筋子め。
半額になっていたのでつい買ってしまった。また誘惑との戦いの日々である。
週末の食べ過ぎを相殺するために、朝ご飯は抜いた。
昼になって、週明け恒例のラーメン、と思うのだが、筋子の存在が後ろ髪を引く。
ご飯はしっかり炊いてあった。
ただ、食べるためには筋子を切らなくてはならない。
そのひと手間を、地獄の重労働ぐらいに考えるように努力し、私はラーメン用のお湯を沸かし始めた。
これが沸けたら、ラーメン一直線である。
・・・。
急いで冷蔵庫を開けて、筋子のトレーを出す。
まな板と包丁、タッパー。
ラーメンに備えてご飯はほんの少しに。
でも筋子は食べたい。
筋子2:ご飯1の割り合いで食べる。
止まらん。筋子、お前は本当に。
同じぐらいのちょっぴりをおかわり。
筋子3:ご飯1。
もうこれで終わりにしよう。
げに恐ろしい食材である。筋子。
味噌ラーメン(今日は中華三昧である)の汁まで飲んでしまったこともあり、そのうちテキメンに喉が渇いてくる。
冷蔵庫に入っていた飲みかけのペットボトル類を、飲みつくす。
夕方になると、小腹が減ってきた。
オヤツと称してまた、筋子とミニライスだ。2:1。
あぁなんで、筋子ってこんなに美味しいのでしょう。
止まらん。
ヤバい。
このままだと炭水化物過多である。
もうご飯はいらん。筋子オンリーユー。
ご飯がなくなると、筋子の1回の単位が混乱してくる。
もうちょっと、これぐらいなら、いやあと少し。
どれだけ食べただろうか。ある線を超えたら、コントロールが効かなくなってしまった。
ご飯with筋子も最高だが、筋子オンリーは「割らないカルピス」の如き贅沢さがある。
私は上を向き、恍惚として筋子を食んでいた。
この筋子は、細いが長いものが3本も入っていたパックである。
それがすでにもう、半分ほどになってしまった。
こんなに筋子を食べて大丈夫なのだろうか。
血圧が低いのをいいことに、私は塩分に関しては割と無頓着である。
しかし、「醤油飲んで死ね」というセリフがあるぐらいなのだ。それに相当する筋子を食べたら死ぬのだろうか?
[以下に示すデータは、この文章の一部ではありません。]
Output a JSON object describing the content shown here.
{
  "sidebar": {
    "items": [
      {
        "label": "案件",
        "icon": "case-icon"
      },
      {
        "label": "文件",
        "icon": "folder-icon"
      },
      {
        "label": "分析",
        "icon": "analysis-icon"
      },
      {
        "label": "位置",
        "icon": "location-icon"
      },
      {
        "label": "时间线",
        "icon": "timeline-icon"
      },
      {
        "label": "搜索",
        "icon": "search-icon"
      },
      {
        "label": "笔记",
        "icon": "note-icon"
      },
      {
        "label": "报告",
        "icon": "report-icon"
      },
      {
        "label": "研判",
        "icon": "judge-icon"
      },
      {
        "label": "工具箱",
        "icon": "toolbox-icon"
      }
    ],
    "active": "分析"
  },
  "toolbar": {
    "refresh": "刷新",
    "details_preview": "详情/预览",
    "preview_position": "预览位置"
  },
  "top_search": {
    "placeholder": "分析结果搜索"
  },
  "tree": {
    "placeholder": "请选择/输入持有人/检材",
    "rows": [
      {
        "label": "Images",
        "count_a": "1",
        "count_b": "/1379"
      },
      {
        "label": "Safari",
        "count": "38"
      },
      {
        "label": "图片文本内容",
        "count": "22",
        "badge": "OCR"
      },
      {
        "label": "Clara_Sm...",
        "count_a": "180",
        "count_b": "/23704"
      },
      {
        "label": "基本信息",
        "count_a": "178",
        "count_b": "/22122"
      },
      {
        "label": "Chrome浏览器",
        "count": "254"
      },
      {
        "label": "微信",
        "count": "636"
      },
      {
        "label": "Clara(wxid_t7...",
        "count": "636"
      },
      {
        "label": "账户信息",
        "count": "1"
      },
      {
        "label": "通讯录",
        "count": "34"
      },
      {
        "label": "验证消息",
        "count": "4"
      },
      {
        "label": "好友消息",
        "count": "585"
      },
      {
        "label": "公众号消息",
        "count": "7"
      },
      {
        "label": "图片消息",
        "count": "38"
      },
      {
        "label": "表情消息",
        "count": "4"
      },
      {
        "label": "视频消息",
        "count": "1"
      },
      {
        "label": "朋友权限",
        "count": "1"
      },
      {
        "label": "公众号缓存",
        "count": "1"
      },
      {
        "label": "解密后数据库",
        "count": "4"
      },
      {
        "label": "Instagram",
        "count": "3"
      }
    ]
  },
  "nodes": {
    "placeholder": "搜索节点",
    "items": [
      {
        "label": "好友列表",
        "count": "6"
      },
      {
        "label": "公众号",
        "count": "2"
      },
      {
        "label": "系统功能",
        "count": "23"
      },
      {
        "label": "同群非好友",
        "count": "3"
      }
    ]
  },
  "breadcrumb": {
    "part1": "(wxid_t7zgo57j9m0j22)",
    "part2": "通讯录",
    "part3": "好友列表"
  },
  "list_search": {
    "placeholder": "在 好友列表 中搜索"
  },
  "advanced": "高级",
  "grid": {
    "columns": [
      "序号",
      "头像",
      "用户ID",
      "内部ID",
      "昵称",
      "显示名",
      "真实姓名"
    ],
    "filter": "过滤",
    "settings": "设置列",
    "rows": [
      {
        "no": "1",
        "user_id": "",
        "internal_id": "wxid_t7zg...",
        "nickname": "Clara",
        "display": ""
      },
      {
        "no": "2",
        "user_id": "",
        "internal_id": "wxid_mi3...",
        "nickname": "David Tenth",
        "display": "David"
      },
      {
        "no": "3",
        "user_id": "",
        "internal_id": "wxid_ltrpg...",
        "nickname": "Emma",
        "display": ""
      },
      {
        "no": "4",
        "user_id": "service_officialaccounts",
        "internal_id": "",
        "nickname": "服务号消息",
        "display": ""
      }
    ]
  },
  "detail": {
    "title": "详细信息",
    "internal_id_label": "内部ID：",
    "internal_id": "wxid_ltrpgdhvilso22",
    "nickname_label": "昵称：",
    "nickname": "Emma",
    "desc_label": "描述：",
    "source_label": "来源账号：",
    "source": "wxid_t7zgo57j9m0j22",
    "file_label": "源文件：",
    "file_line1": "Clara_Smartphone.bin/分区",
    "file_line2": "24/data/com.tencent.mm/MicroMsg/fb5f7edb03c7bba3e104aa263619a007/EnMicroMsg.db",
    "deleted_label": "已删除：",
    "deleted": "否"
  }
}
気は済まなかったが、筋子で死にたくはないのでここで終わりにした。
ぽ子さん、死んじゃったんだって?
筋子食べ過ぎたらしいわよ。
・・・いかん、曲がりなりにもロッカーのはしくれだ。酒で死んだほうがよっぽどマシである。筋子はない。
麻薬ほどに恐ろしい食べ物だ、筋子。
そして今私は、猛烈に喉が渇いている。
もうちょっと国の方で筋子の摂取量の限界について、国民に周知するべきではなかろうか。
このままではいつか死人が出る。
願わくば、その最初のひとりになりたくはない。